Chapter Three:
Ania:
Location:
Moscow, Russia
Diary Entry:
Ania
Night One
We couldn’t stay
there. The power was gone. Most of our neighbors had vanished. Mother packed up
what we had left and took my sister and I along with her. We had to walk through
the endless miles of sand. My sister, Olga, complained for the first part of the
trip. I shushed her and patted her on the head.
“Please be
quiet,” I whispered. My heart stung as her lower lip quivered.
“Look,” I told
her. “I know you’re hungry and all. So are we. Please bear with it a little bit
longer.” Olga sniffed as I pulled her into my arms.
“Keep up,
girls!” Mother shouted.
“Yes!” we
shouted. We weren’t the only ones leaving our homes. It didn’t take us long to
be joined by the remainder of our neighbors. They too looked tired and confused.
I had never seen sand and snow mixed together before in my life. My mother
couldn’t believe what she was seeing either. The sand started to wear down my
boots.
“Where exactly
are we going?” I asked.
“I have no idea,
baby,” Mother said. I pulled Olga up into a piggy back ride.
We were still
walking by sundown. Our neighbors walked with no direction in mind. I began to
feel my own hunger as my shoulders ached from carrying a sleeping Olga on my
back. The sand seemed endless. Many people in the crowd stopped to catch their
breath.
“Mama,” I said.
“Can we stop now?”
“No,” she said.
“But where are
going?”
“I don’t know.
We can’t stay here.” She kept saying that, but I didn’t think she knew what to
do. I looked around as we walked up a small hill of sand and snow. Nobody seems
to coming up with any ideas of what to do next. I tried to shake my sister
awake.
“Oi, oi, oi,” I
whispered. “Get up. Come on now.”
“Let her sleep,
Ania,” Mother said.
“But Olga’s
hurting my back.”
“Then give her
to me. You can carry the bags.” To my surprise, the bags were a lot lighter than
my sleeping sister. It wasn’t snowing tonight, but this sand flooding the
streets only slowed to a crawl. The setting sun only brought more questions.

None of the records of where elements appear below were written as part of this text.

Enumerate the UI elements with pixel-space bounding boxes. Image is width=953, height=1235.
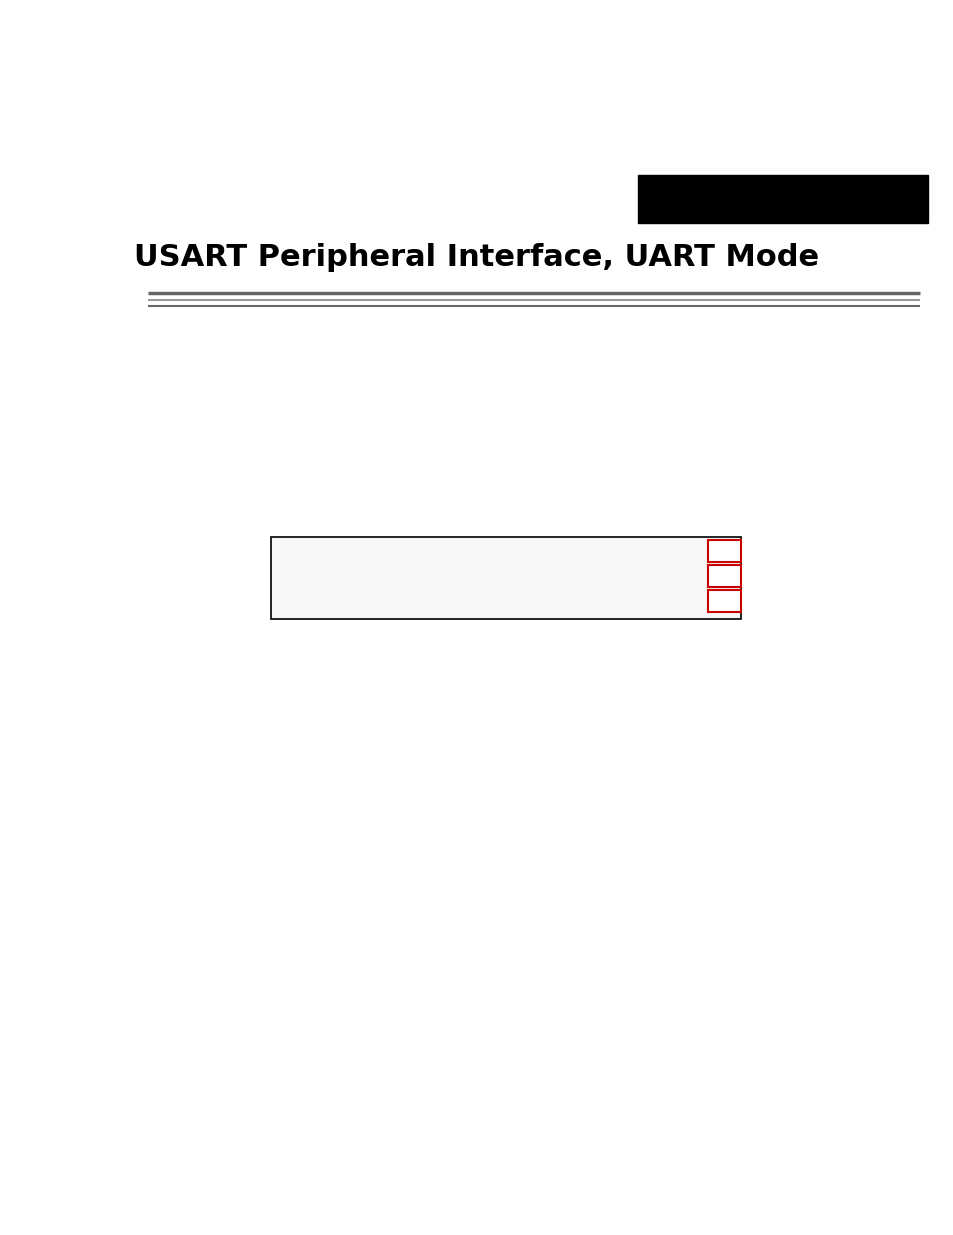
Bar xyxy=(707,540,740,562)
Bar xyxy=(707,564,740,587)
Bar xyxy=(271,537,740,619)
Bar xyxy=(638,175,927,224)
Text: USART Peripheral Interface, UART Mode: USART Peripheral Interface, UART Mode xyxy=(134,243,819,273)
Bar xyxy=(707,590,740,613)
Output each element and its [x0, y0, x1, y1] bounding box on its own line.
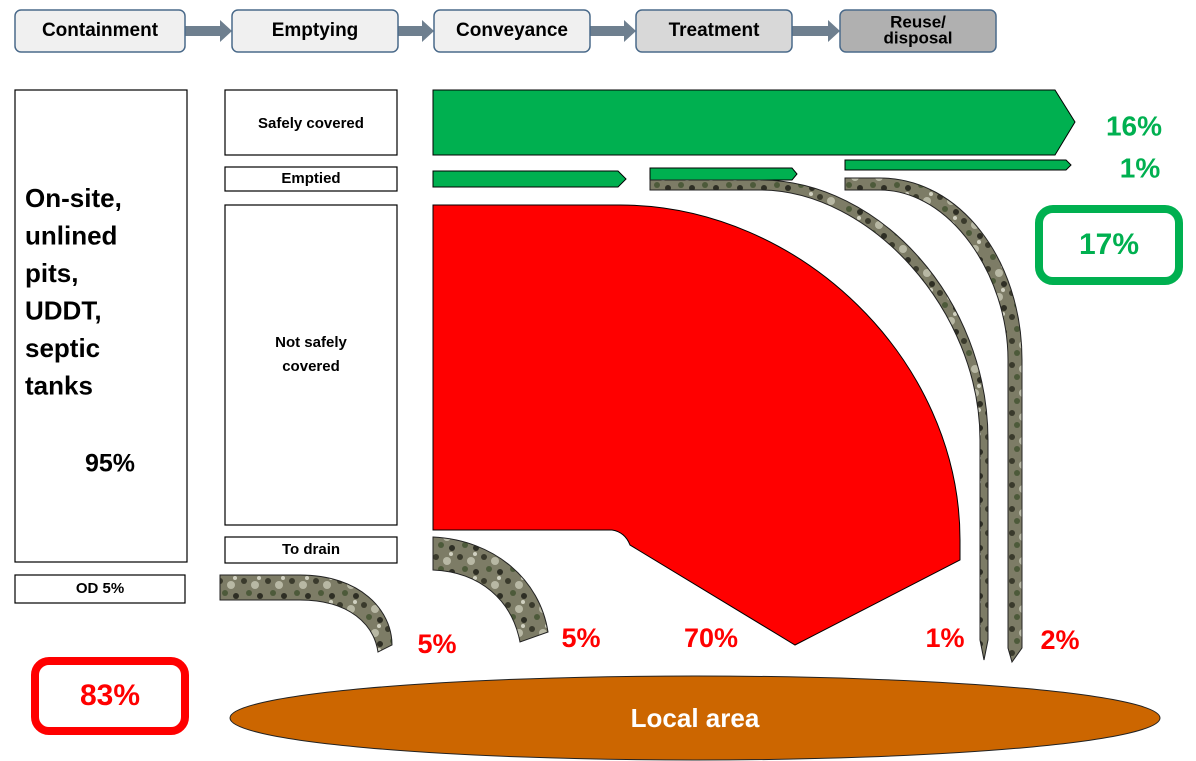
emptied-flow	[432, 170, 627, 188]
containment-label: septic	[25, 333, 100, 363]
box-label: Safely covered	[258, 115, 364, 132]
unsafe-total-box	[31, 657, 189, 735]
box-label: Emptied	[281, 170, 340, 187]
stage-box	[433, 9, 591, 53]
safe-total-box	[1035, 205, 1183, 285]
stage-label: Emptying	[272, 20, 359, 41]
containment-box	[14, 89, 188, 563]
unsafe-flow-label: 5%	[417, 629, 456, 659]
od-label: OD 5%	[76, 580, 124, 597]
to-drain-box	[224, 536, 398, 564]
emptied-flow	[649, 167, 798, 181]
not-safely-box	[224, 204, 398, 526]
od-flow	[219, 574, 393, 653]
stage-label: Conveyance	[456, 20, 568, 41]
emptied-box	[224, 166, 398, 192]
stage-box	[231, 9, 399, 53]
box-label: To drain	[282, 541, 340, 558]
containment-share: 95%	[85, 450, 135, 478]
dumped-flow	[649, 179, 989, 661]
stages	[14, 9, 997, 53]
safe-flow	[432, 89, 1076, 156]
unsafe-flow-label: 70%	[684, 623, 738, 653]
stage-arrows	[185, 20, 840, 42]
emptied-flow	[844, 159, 1072, 171]
drain-flow	[432, 536, 549, 643]
containment-label: On-site,	[25, 183, 122, 213]
safe-flow-label: 1%	[1120, 152, 1161, 183]
safe-flow-label: 16%	[1106, 110, 1162, 141]
containment-label: unlined	[25, 220, 117, 250]
stage-label: Treatment	[669, 20, 760, 41]
stage-box	[839, 9, 997, 53]
safe-total: 17%	[1079, 228, 1139, 261]
dumped-flow	[844, 177, 1023, 664]
stage-label: Reuse/	[890, 12, 946, 31]
od-box	[14, 574, 186, 604]
containment-label: tanks	[25, 370, 93, 400]
box-label: Not safely covered	[275, 334, 347, 375]
stage-box	[14, 9, 186, 53]
safely-covered-box	[224, 89, 398, 156]
local-area	[229, 675, 1161, 761]
containment-label: UDDT,	[25, 295, 102, 325]
stage-label: disposal	[884, 28, 953, 47]
destination-label: Local area	[631, 703, 760, 733]
containment-label: pits,	[25, 258, 78, 288]
stage-box	[635, 9, 793, 53]
stage-label: Containment	[42, 20, 159, 41]
unsafe-flow-label: 5%	[561, 623, 600, 653]
unsafe-flow-label: 1%	[925, 623, 964, 653]
unsafe-flow-label: 2%	[1040, 625, 1079, 655]
unsafe-total: 83%	[80, 679, 140, 712]
unsafe-flow	[432, 204, 961, 646]
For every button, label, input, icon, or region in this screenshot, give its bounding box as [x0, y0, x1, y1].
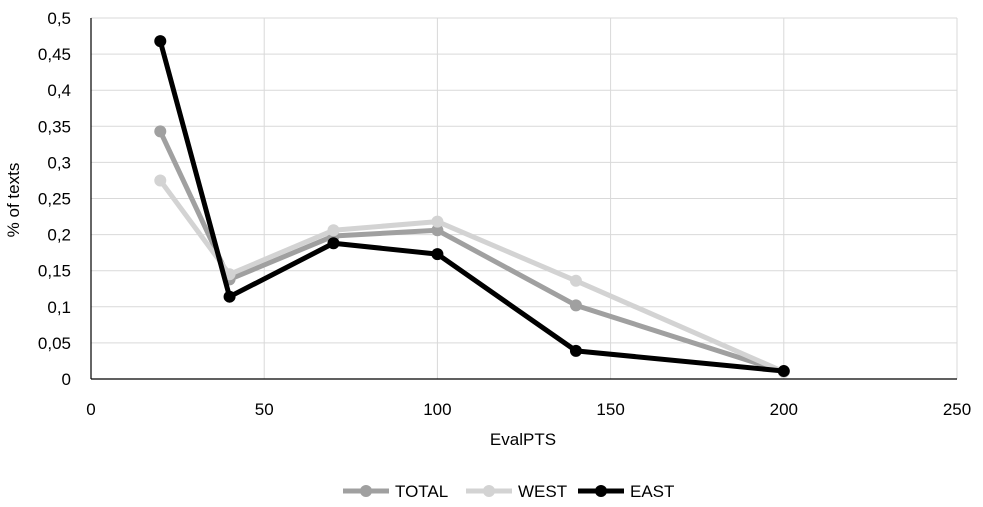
legend-label: EAST	[630, 482, 674, 501]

Where would we sleep tonight? What were we going to do now? My thoughts were
interrupted by my stomach growling.
“Mama, I’m
hungry,” I said.
“Look in the
small bag,” Mother said without turning around.
“The small bag,”
I repeated. I pulled up the small bag that I had tied around my hip and pulled
it open. I frowned and then my face went blank. Dried pork sticks? I am not one
for dried foods, but given this situation, I reached inside.
“Do you want
any, Mama?” I asked.
“I’ll take one,”
she said.
“Okay.” I pulled
out about four sticks.
“Don’t overdo
it,” Mother said. “We need to preserve our rations until we could find more
food.” I wondered when that would be as I handed her two of the four sticks I
pulled out.
“Are these
enough?” I asked. Mother turned her head and looked at the sticks handed to her.
“Yes, thank you,” she said. As I chewed on a dry stick, I wondered how long this would last before things could go back to normal. Would they even go back to normal? We walked out of our neighborhood just as night fell. The city looked just as covered sand and snow as former neighborhood.